SURCE - Sistema Único de Residência do Ceará — Prova 2015
Paciente do sexo feminino, 56 anos, queixa-se de escurecimento da pele em região cervical posterior (veja foto) e axilas. A mesma é acompanhada por diabetes melitus tipo 2, dislipidemia e hipertensão arterial sistêmica. Faz uso regular de Metformina 1,7 g/dia, Sinvastatina 20 mg/dia, AAS 100 mg/dia e Hidroclorotiazida 12,5 mg/dia. Nega tabagismo, etilismo ou uso de drogas ilícitas. Exame físico evidencia peso de 85 kg, altura de 1,55 m, pressão arterial de 155 x 90 mmHg, discretas crepitações à movimentação passiva de ambos os joelhos e a alteração ilustrada na fotografia; demais aspectos inalterados. Exame ginecológico normal. Exames laboratoriais recentes: Hemoglobina glicada (HbA1C) = 6,2%, glicemia de jejum = 106 mg/dl, Colesterol total = 250 mg/dl, HDL = 30 mg/dl, Triglicerídeos = 300 mg/dl; demais exames séricos e sumário de urina normais. Mamografia = Bi-rads 2, Endoscopia Digestiva Alta e Baixa = normais, Radiografia de tórax normal. Qual das seguintes condutas tem maior impacto no controle da lesão dermatológica da paciente?
Acantose nigricans em DM2/obesidade → controle do peso (dieta + exercício) é a conduta de maior impacto.
A acantose nigricans é uma manifestação cutânea comum da resistência à insulina, frequentemente associada à obesidade e diabetes tipo 2. O tratamento mais eficaz visa a causa subjacente, sendo a perda de peso e a melhora da sensibilidade à insulina por meio de dieta e exercícios as intervenções mais impactantes.

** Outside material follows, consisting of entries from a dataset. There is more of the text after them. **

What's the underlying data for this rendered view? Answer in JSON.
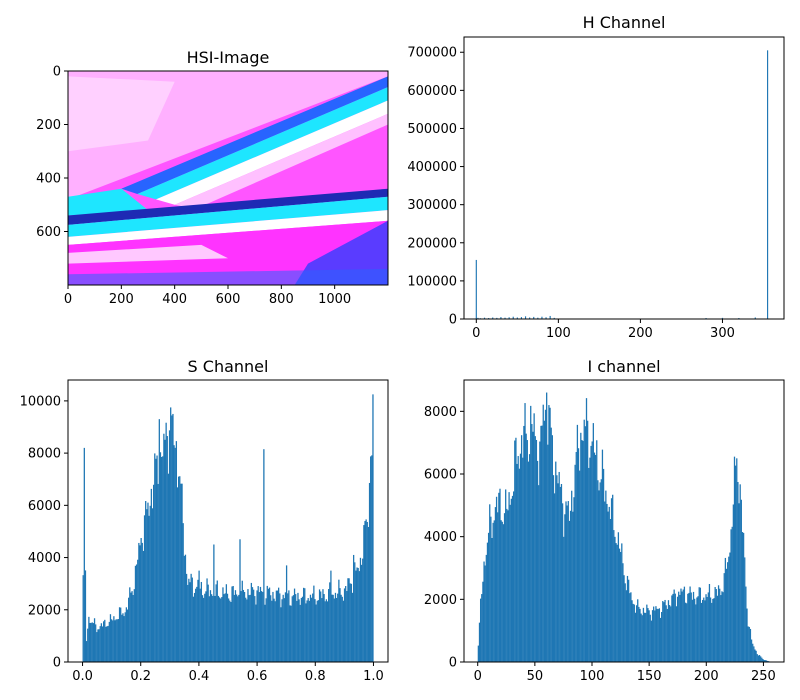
{
  "chart_data": [
    {
      "id": "hsi",
      "type": "image",
      "title": "HSI-Image",
      "xlim": [
        0,
        1200
      ],
      "ylim": [
        800,
        0
      ],
      "xticks": [
        0,
        200,
        400,
        600,
        800,
        1000
      ],
      "yticks": [
        0,
        200,
        400,
        600
      ],
      "colors": {
        "magenta": "#ff33ff",
        "pink": "#ff88ff",
        "light": "#ffc8ff",
        "white": "#ffffff",
        "cyan": "#1ee6ff",
        "blue": "#2864ff",
        "navy": "#1e2ab4"
      }
    },
    {
      "id": "h",
      "type": "histogram",
      "title": "H Channel",
      "xlim": [
        -15,
        375
      ],
      "ylim": [
        0,
        740000
      ],
      "xticks": [
        0,
        100,
        200,
        300
      ],
      "yticks": [
        0,
        100000,
        200000,
        300000,
        400000,
        500000,
        600000,
        700000
      ],
      "color": "#1f77b4",
      "bars": [
        [
          0,
          155000
        ],
        [
          2,
          3000
        ],
        [
          5,
          2000
        ],
        [
          10,
          3500
        ],
        [
          15,
          2500
        ],
        [
          20,
          4000
        ],
        [
          25,
          3000
        ],
        [
          30,
          5000
        ],
        [
          35,
          3500
        ],
        [
          40,
          4500
        ],
        [
          45,
          6000
        ],
        [
          50,
          4000
        ],
        [
          55,
          5000
        ],
        [
          60,
          7000
        ],
        [
          65,
          4000
        ],
        [
          70,
          5500
        ],
        [
          75,
          3500
        ],
        [
          80,
          6000
        ],
        [
          85,
          4500
        ],
        [
          90,
          8000
        ],
        [
          95,
          3000
        ],
        [
          280,
          2500
        ],
        [
          300,
          3000
        ],
        [
          320,
          2500
        ],
        [
          340,
          4000
        ],
        [
          355,
          705000
        ]
      ]
    },
    {
      "id": "s",
      "type": "histogram",
      "title": "S Channel",
      "xlim": [
        -0.05,
        1.05
      ],
      "ylim": [
        0,
        10800
      ],
      "xticks": [
        0.0,
        0.2,
        0.4,
        0.6,
        0.8,
        1.0
      ],
      "yticks": [
        0,
        2000,
        4000,
        6000,
        8000,
        10000
      ],
      "color": "#1f77b4",
      "bins": 256,
      "curve": [
        [
          0.0,
          200
        ],
        [
          0.005,
          8200
        ],
        [
          0.012,
          600
        ],
        [
          0.02,
          1700
        ],
        [
          0.05,
          1300
        ],
        [
          0.1,
          1600
        ],
        [
          0.15,
          2000
        ],
        [
          0.18,
          3200
        ],
        [
          0.2,
          4700
        ],
        [
          0.22,
          5600
        ],
        [
          0.25,
          7200
        ],
        [
          0.28,
          8100
        ],
        [
          0.3,
          9300
        ],
        [
          0.32,
          8300
        ],
        [
          0.34,
          6200
        ],
        [
          0.36,
          3100
        ],
        [
          0.4,
          2800
        ],
        [
          0.5,
          2600
        ],
        [
          0.6,
          2700
        ],
        [
          0.7,
          2500
        ],
        [
          0.8,
          2500
        ],
        [
          0.9,
          2700
        ],
        [
          0.95,
          3600
        ],
        [
          0.98,
          5500
        ],
        [
          0.995,
          8800
        ],
        [
          1.0,
          10200
        ]
      ],
      "spikes": [
        [
          0.005,
          8200
        ],
        [
          0.26,
          9300
        ],
        [
          0.3,
          9750
        ],
        [
          0.31,
          9500
        ],
        [
          0.33,
          7100
        ],
        [
          0.4,
          3500
        ],
        [
          0.45,
          4500
        ],
        [
          0.54,
          4700
        ],
        [
          0.62,
          8150
        ],
        [
          0.7,
          3700
        ],
        [
          0.85,
          3500
        ],
        [
          0.93,
          4100
        ],
        [
          0.995,
          10250
        ]
      ]
    },
    {
      "id": "i",
      "type": "histogram",
      "title": "I channel",
      "xlim": [
        -12,
        268
      ],
      "ylim": [
        0,
        9000
      ],
      "xticks": [
        0,
        50,
        100,
        150,
        200,
        250
      ],
      "yticks": [
        0,
        2000,
        4000,
        6000,
        8000
      ],
      "color": "#1f77b4",
      "bins": 256,
      "curve": [
        [
          0,
          200
        ],
        [
          2,
          1500
        ],
        [
          5,
          3000
        ],
        [
          10,
          4200
        ],
        [
          15,
          4900
        ],
        [
          20,
          5000
        ],
        [
          25,
          4700
        ],
        [
          30,
          5600
        ],
        [
          35,
          6700
        ],
        [
          40,
          7100
        ],
        [
          45,
          7400
        ],
        [
          50,
          7300
        ],
        [
          55,
          6500
        ],
        [
          58,
          8300
        ],
        [
          60,
          8500
        ],
        [
          62,
          7500
        ],
        [
          65,
          6800
        ],
        [
          70,
          5800
        ],
        [
          75,
          5000
        ],
        [
          80,
          4600
        ],
        [
          85,
          6000
        ],
        [
          90,
          7300
        ],
        [
          95,
          7500
        ],
        [
          100,
          7000
        ],
        [
          105,
          6300
        ],
        [
          110,
          5700
        ],
        [
          115,
          5000
        ],
        [
          120,
          4300
        ],
        [
          125,
          3500
        ],
        [
          130,
          2600
        ],
        [
          135,
          2000
        ],
        [
          140,
          1700
        ],
        [
          150,
          1600
        ],
        [
          160,
          1700
        ],
        [
          170,
          2000
        ],
        [
          175,
          2200
        ],
        [
          180,
          2200
        ],
        [
          190,
          2100
        ],
        [
          200,
          2100
        ],
        [
          210,
          2200
        ],
        [
          215,
          2500
        ],
        [
          220,
          3500
        ],
        [
          225,
          5700
        ],
        [
          227,
          6400
        ],
        [
          230,
          5300
        ],
        [
          233,
          3500
        ],
        [
          236,
          1500
        ],
        [
          240,
          600
        ],
        [
          245,
          250
        ],
        [
          250,
          80
        ],
        [
          255,
          20
        ]
      ],
      "spikes": [
        [
          60,
          8600
        ],
        [
          62,
          8200
        ],
        [
          96,
          7700
        ],
        [
          226,
          6500
        ]
      ]
    }
  ]
}
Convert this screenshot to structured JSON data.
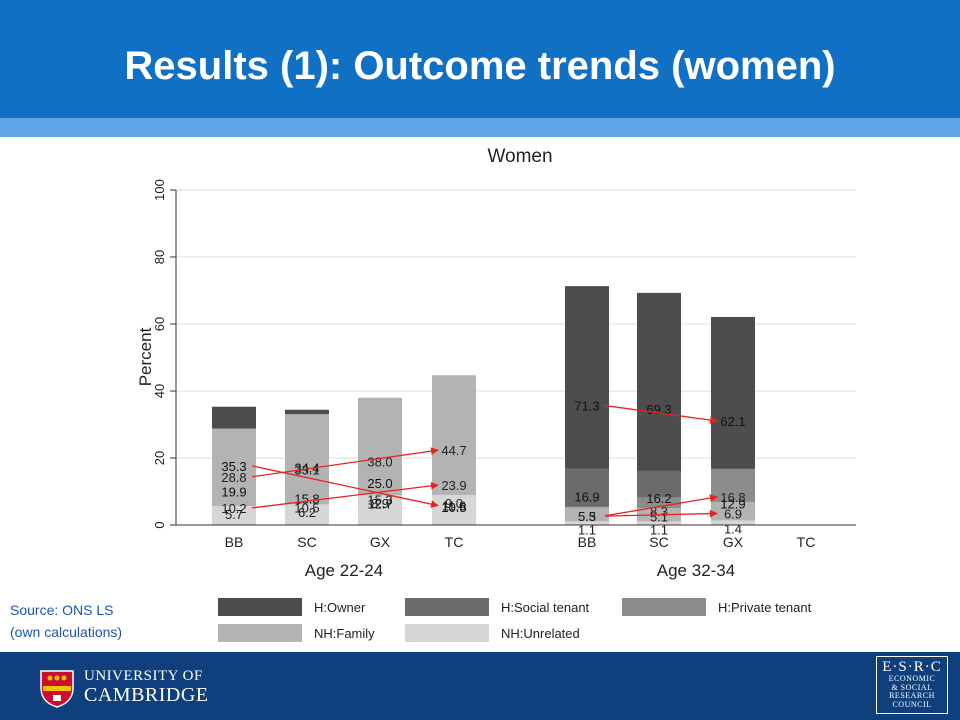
{
  "slide": {
    "title": "Results (1): Outcome trends (women)",
    "source_line1": "Source: ONS LS",
    "source_line2": "(own calculations)"
  },
  "colors": {
    "header_bg": "#0f70c4",
    "accent_band": "#5fa4e6",
    "footer_bg": "#0f3f7c",
    "arrow": "#e8231f"
  },
  "chart_data": {
    "type": "bar",
    "stacked": true,
    "title": "Women",
    "ylabel": "Percent",
    "ylim": [
      0,
      100
    ],
    "yticks": [
      0,
      20,
      40,
      60,
      80,
      100
    ],
    "grid": true,
    "legend_position": "bottom",
    "groups": [
      {
        "label": "Age 22-24",
        "categories": [
          "BB",
          "SC",
          "GX",
          "TC"
        ]
      },
      {
        "label": "Age 32-34",
        "categories": [
          "BB",
          "SC",
          "GX",
          "TC"
        ]
      }
    ],
    "series": [
      {
        "name": "H:Owner",
        "color": "#4d4d4d",
        "values": [
          35.3,
          34.4,
          25.0,
          11.6,
          71.3,
          69.3,
          62.1,
          null
        ],
        "labels": [
          "35.3",
          "34.4",
          "25.0",
          "11.6",
          "71.3",
          "69.3",
          "62.1",
          null
        ]
      },
      {
        "name": "H:Social tenant",
        "color": "#6b6b6b",
        "values": [
          19.9,
          15.8,
          12.7,
          10.8,
          16.9,
          16.2,
          12.9,
          null
        ],
        "labels": [
          "19.9",
          "15.8",
          "12.7",
          "10.8",
          "16.9",
          "16.2",
          "12.9",
          null
        ]
      },
      {
        "name": "H:Private tenant",
        "color": "#8c8c8c",
        "values": [
          10.2,
          10.5,
          15.3,
          23.9,
          5.5,
          8.3,
          16.8,
          null
        ],
        "labels": [
          "10.2",
          "10.5",
          "15.3",
          "23.9",
          "5.5",
          "8.3",
          "16.8",
          null
        ]
      },
      {
        "name": "NH:Family",
        "color": "#b3b3b3",
        "values": [
          28.8,
          33.1,
          38.0,
          44.7,
          5.3,
          5.1,
          6.9,
          null
        ],
        "labels": [
          "28.8",
          "33.1",
          "38.0",
          "44.7",
          "5.3",
          "5.1",
          "6.9",
          null
        ]
      },
      {
        "name": "NH:Unrelated",
        "color": "#d6d6d6",
        "values": [
          5.7,
          6.2,
          8.9,
          9.0,
          1.1,
          1.1,
          1.4,
          null
        ],
        "labels": [
          "5.7",
          "6.2",
          "8.9",
          "9.0",
          "1.1",
          "1.1",
          "1.4",
          null
        ]
      }
    ],
    "annotations": [
      {
        "type": "arrow",
        "series": 3,
        "from_bar": 0,
        "to_bar": 3
      },
      {
        "type": "arrow",
        "series": 2,
        "from_bar": 0,
        "to_bar": 3
      },
      {
        "type": "arrow",
        "series": 0,
        "from_bar": 0,
        "to_bar": 3
      },
      {
        "type": "arrow",
        "series": 3,
        "from_bar": 4,
        "to_bar": 6
      },
      {
        "type": "arrow",
        "series": 2,
        "from_bar": 4,
        "to_bar": 6
      },
      {
        "type": "arrow",
        "series": 0,
        "from_bar": 4,
        "to_bar": 6
      }
    ]
  },
  "footer": {
    "cambridge_line1": "UNIVERSITY OF",
    "cambridge_line2": "CAMBRIDGE",
    "esrc_lines": [
      "E·S·R·C",
      "ECONOMIC",
      "& SOCIAL",
      "RESEARCH",
      "COUNCIL"
    ]
  }
}
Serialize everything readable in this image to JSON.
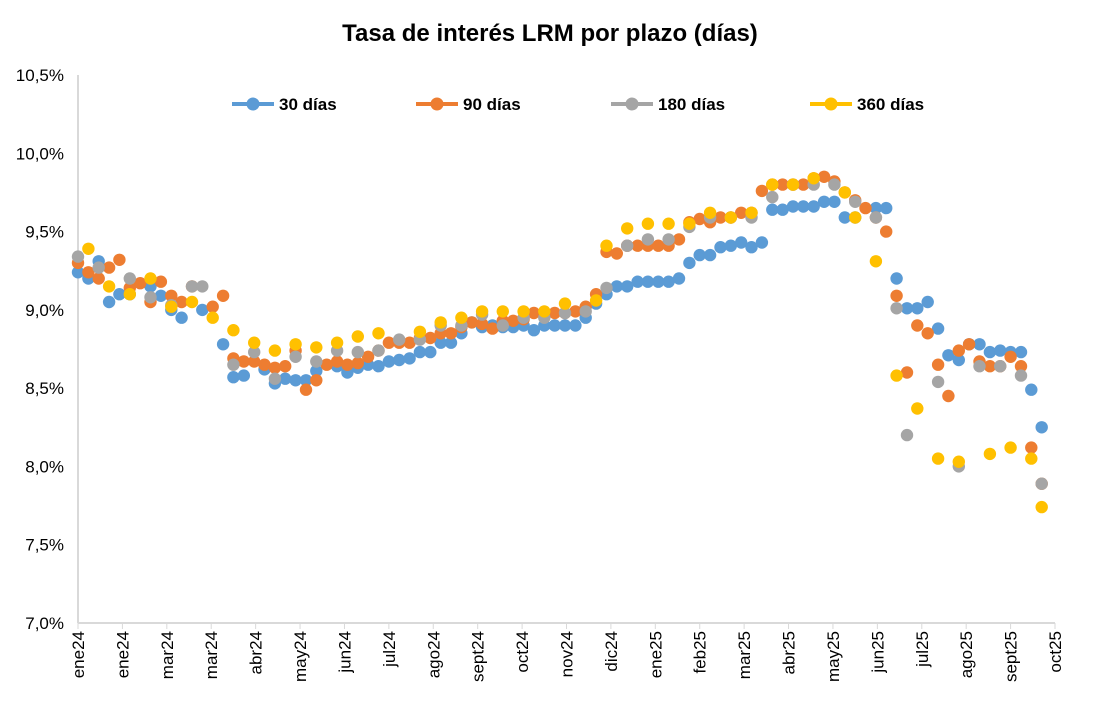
{
  "chart_data": {
    "type": "scatter",
    "title": "Tasa de interés LRM por plazo (días)",
    "xlabel": "",
    "ylabel": "",
    "ylim": [
      7.0,
      10.5
    ],
    "xlim": [
      "2024-01-01",
      "2025-10-22"
    ],
    "x_tick_interval_days": 30,
    "y_ticks": [
      "7,0%",
      "7,5%",
      "8,0%",
      "8,5%",
      "9,0%",
      "9,5%",
      "10,0%",
      "10,5%"
    ],
    "x_ticks": [
      "ene24",
      "ene24",
      "mar24",
      "mar24",
      "abr24",
      "may24",
      "jun24",
      "jul24",
      "ago24",
      "sept24",
      "oct24",
      "nov24",
      "dic24",
      "ene25",
      "feb25",
      "mar25",
      "abr25",
      "may25",
      "jun25",
      "jul25",
      "ago25",
      "sept25",
      "oct25"
    ],
    "grid": false,
    "legend_position": "top",
    "x": [
      "2024-01-01",
      "2024-01-08",
      "2024-01-15",
      "2024-01-22",
      "2024-01-29",
      "2024-02-05",
      "2024-02-12",
      "2024-02-19",
      "2024-02-26",
      "2024-03-04",
      "2024-03-11",
      "2024-03-18",
      "2024-03-25",
      "2024-04-01",
      "2024-04-08",
      "2024-04-15",
      "2024-04-22",
      "2024-04-29",
      "2024-05-06",
      "2024-05-13",
      "2024-05-20",
      "2024-05-27",
      "2024-06-03",
      "2024-06-10",
      "2024-06-17",
      "2024-06-24",
      "2024-07-01",
      "2024-07-08",
      "2024-07-15",
      "2024-07-22",
      "2024-07-29",
      "2024-08-05",
      "2024-08-12",
      "2024-08-19",
      "2024-08-26",
      "2024-09-02",
      "2024-09-09",
      "2024-09-16",
      "2024-09-23",
      "2024-09-30",
      "2024-10-07",
      "2024-10-14",
      "2024-10-21",
      "2024-10-28",
      "2024-11-04",
      "2024-11-11",
      "2024-11-18",
      "2024-11-25",
      "2024-12-02",
      "2024-12-09",
      "2024-12-16",
      "2024-12-23",
      "2024-12-30",
      "2025-01-06",
      "2025-01-13",
      "2025-01-20",
      "2025-01-27",
      "2025-02-03",
      "2025-02-10",
      "2025-02-17",
      "2025-02-24",
      "2025-03-03",
      "2025-03-10",
      "2025-03-17",
      "2025-03-24",
      "2025-03-31",
      "2025-04-07",
      "2025-04-14",
      "2025-04-21",
      "2025-04-28",
      "2025-05-05",
      "2025-05-12",
      "2025-05-19",
      "2025-05-26",
      "2025-06-02",
      "2025-06-09",
      "2025-06-16",
      "2025-06-23",
      "2025-06-30",
      "2025-07-07",
      "2025-07-14",
      "2025-07-21",
      "2025-07-28",
      "2025-08-04",
      "2025-08-11",
      "2025-08-18",
      "2025-08-25",
      "2025-09-01",
      "2025-09-08",
      "2025-09-15",
      "2025-09-22",
      "2025-09-29",
      "2025-10-06",
      "2025-10-13"
    ],
    "series": [
      {
        "name": "30 días",
        "color": "#5B9BD5",
        "values": [
          9.24,
          9.2,
          9.31,
          9.05,
          9.1,
          9.1,
          null,
          9.15,
          9.09,
          9.0,
          8.95,
          null,
          9.0,
          null,
          8.78,
          8.57,
          8.58,
          null,
          8.62,
          8.53,
          8.56,
          8.55,
          8.55,
          8.61,
          null,
          8.64,
          8.6,
          8.63,
          8.65,
          8.64,
          8.67,
          8.68,
          8.69,
          8.73,
          8.73,
          8.79,
          8.79,
          8.85,
          8.92,
          8.89,
          8.9,
          8.89,
          8.89,
          8.9,
          8.87,
          8.9,
          8.9,
          8.9,
          8.9,
          8.95,
          9.04,
          9.1,
          9.15,
          9.15,
          9.18,
          9.18,
          9.18,
          9.18,
          9.2,
          9.3,
          9.35,
          9.35,
          9.4,
          9.41,
          9.43,
          9.4,
          9.43,
          9.64,
          9.64,
          9.66,
          9.66,
          9.66,
          9.69,
          9.69,
          9.59,
          9.59,
          null,
          9.65,
          9.65,
          9.2,
          9.01,
          9.01,
          9.05,
          8.88,
          8.71,
          8.68,
          8.78,
          8.78,
          8.73,
          8.74,
          8.73,
          8.73,
          8.49,
          8.25
        ]
      },
      {
        "name": "90 días",
        "color": "#ED7D31",
        "values": [
          9.3,
          9.24,
          9.2,
          9.27,
          9.32,
          9.14,
          9.17,
          9.05,
          9.18,
          9.09,
          9.05,
          9.15,
          null,
          9.02,
          9.09,
          8.69,
          8.67,
          8.67,
          8.65,
          8.63,
          8.64,
          8.74,
          8.49,
          8.55,
          8.65,
          8.67,
          8.65,
          8.66,
          8.7,
          8.74,
          8.79,
          8.79,
          8.79,
          8.82,
          8.82,
          8.85,
          8.85,
          8.89,
          8.92,
          8.91,
          8.88,
          8.93,
          8.93,
          8.94,
          8.98,
          8.98,
          8.98,
          8.98,
          8.99,
          9.02,
          9.1,
          9.37,
          9.36,
          9.41,
          9.41,
          9.41,
          9.41,
          9.41,
          9.45,
          9.56,
          9.58,
          9.56,
          9.59,
          9.59,
          9.62,
          9.62,
          9.76,
          9.8,
          9.8,
          9.8,
          9.8,
          9.84,
          9.85,
          9.82,
          9.75,
          9.7,
          9.65,
          9.59,
          9.5,
          9.09,
          8.6,
          8.9,
          8.85,
          8.65,
          8.45,
          8.74,
          8.78,
          8.67,
          8.64,
          8.64,
          8.7,
          8.64,
          8.12,
          7.89
        ]
      },
      {
        "name": "180 días",
        "color": "#A5A5A5",
        "values": [
          9.34,
          null,
          9.27,
          null,
          null,
          9.2,
          null,
          9.08,
          null,
          9.03,
          null,
          9.15,
          9.15,
          null,
          null,
          8.65,
          null,
          8.73,
          null,
          8.56,
          null,
          8.7,
          null,
          8.67,
          null,
          8.74,
          null,
          8.73,
          null,
          8.74,
          null,
          8.81,
          null,
          8.81,
          null,
          8.9,
          null,
          8.9,
          null,
          8.97,
          null,
          8.9,
          null,
          8.95,
          null,
          8.95,
          null,
          8.98,
          null,
          8.99,
          null,
          9.14,
          null,
          9.41,
          null,
          9.45,
          null,
          9.45,
          null,
          9.53,
          null,
          9.59,
          null,
          9.59,
          null,
          9.59,
          null,
          9.72,
          null,
          9.8,
          null,
          9.8,
          null,
          9.8,
          null,
          9.69,
          null,
          9.59,
          null,
          9.01,
          8.2,
          null,
          null,
          8.54,
          null,
          8.0,
          null,
          8.64,
          null,
          8.64,
          null,
          8.58,
          null,
          7.89
        ]
      },
      {
        "name": "360 días",
        "color": "#FFC000",
        "values": [
          null,
          9.39,
          null,
          9.15,
          null,
          9.1,
          null,
          9.2,
          null,
          9.02,
          null,
          9.05,
          null,
          8.95,
          null,
          8.87,
          null,
          8.79,
          null,
          8.74,
          null,
          8.78,
          null,
          8.76,
          null,
          8.79,
          null,
          8.83,
          null,
          8.85,
          null,
          null,
          null,
          8.86,
          null,
          8.92,
          null,
          8.95,
          null,
          8.99,
          null,
          8.99,
          null,
          8.99,
          null,
          8.99,
          null,
          9.04,
          null,
          null,
          9.06,
          9.41,
          null,
          9.52,
          null,
          9.55,
          null,
          9.55,
          null,
          9.55,
          null,
          9.62,
          null,
          9.59,
          null,
          9.62,
          null,
          9.8,
          null,
          9.8,
          null,
          9.84,
          null,
          null,
          9.75,
          9.59,
          null,
          9.31,
          null,
          8.58,
          null,
          8.37,
          null,
          8.05,
          null,
          8.03,
          null,
          null,
          8.08,
          null,
          8.12,
          null,
          8.05,
          7.74
        ]
      }
    ]
  }
}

A acantose nigricans é uma dermatose caracterizada por hiperpigmentação e espessamento aveludado da pele, mais comum em áreas de dobras como pescoço, axilas e virilhas. É uma condição clinicamente importante por ser um marcador cutâneo de resistência à insulina, frequentemente associada a condições como obesidade, diabetes mellitus tipo 2 e síndrome metabólica. Sua identificação é crucial para a investigação e manejo das doenças metabólicas subjacentes. Fisiopatologicamente, a resistência à insulina leva a níveis elevados de insulina circulante, que atua como um fator de crescimento para queratinócitos e fibroblastos na pele, resultando na hiperpigmentação e espessamento característicos. O diagnóstico é clínico, e a presença da lesão deve alertar o médico para a necessidade de rastreamento de distúrbios metabólicos, mesmo em pacientes com exames aparentemente normais. O tratamento da acantose nigricans é primariamente o manejo da condição subjacente. Em casos associados à resistência à insulina e obesidade, a perda de peso através de dieta e exercícios físicos é a intervenção mais eficaz, pois melhora a sensibilidade à insulina e, consequentemente, a aparência da pele. Outras opções incluem retinoides tópicos ou orais, mas são secundárias ao controle da causa base.
A acantose nigricans se manifesta como hiperpigmentação e espessamento aveludado da pele, classicamente em regiões de dobras como pescoço, axilas e virilhas.
Em adultos, a principal causa é a resistência à insulina, frequentemente associada à obesidade, diabetes tipo 2 e síndrome metabólica. Pode ser um marcador precoce dessas condições.
A perda de peso melhora a sensibilidade à insulina, reduzindo os níveis de insulina circulante. Isso diminui a estimulação dos queratinócitos e fibroblastos, levando à melhora da lesão cutânea.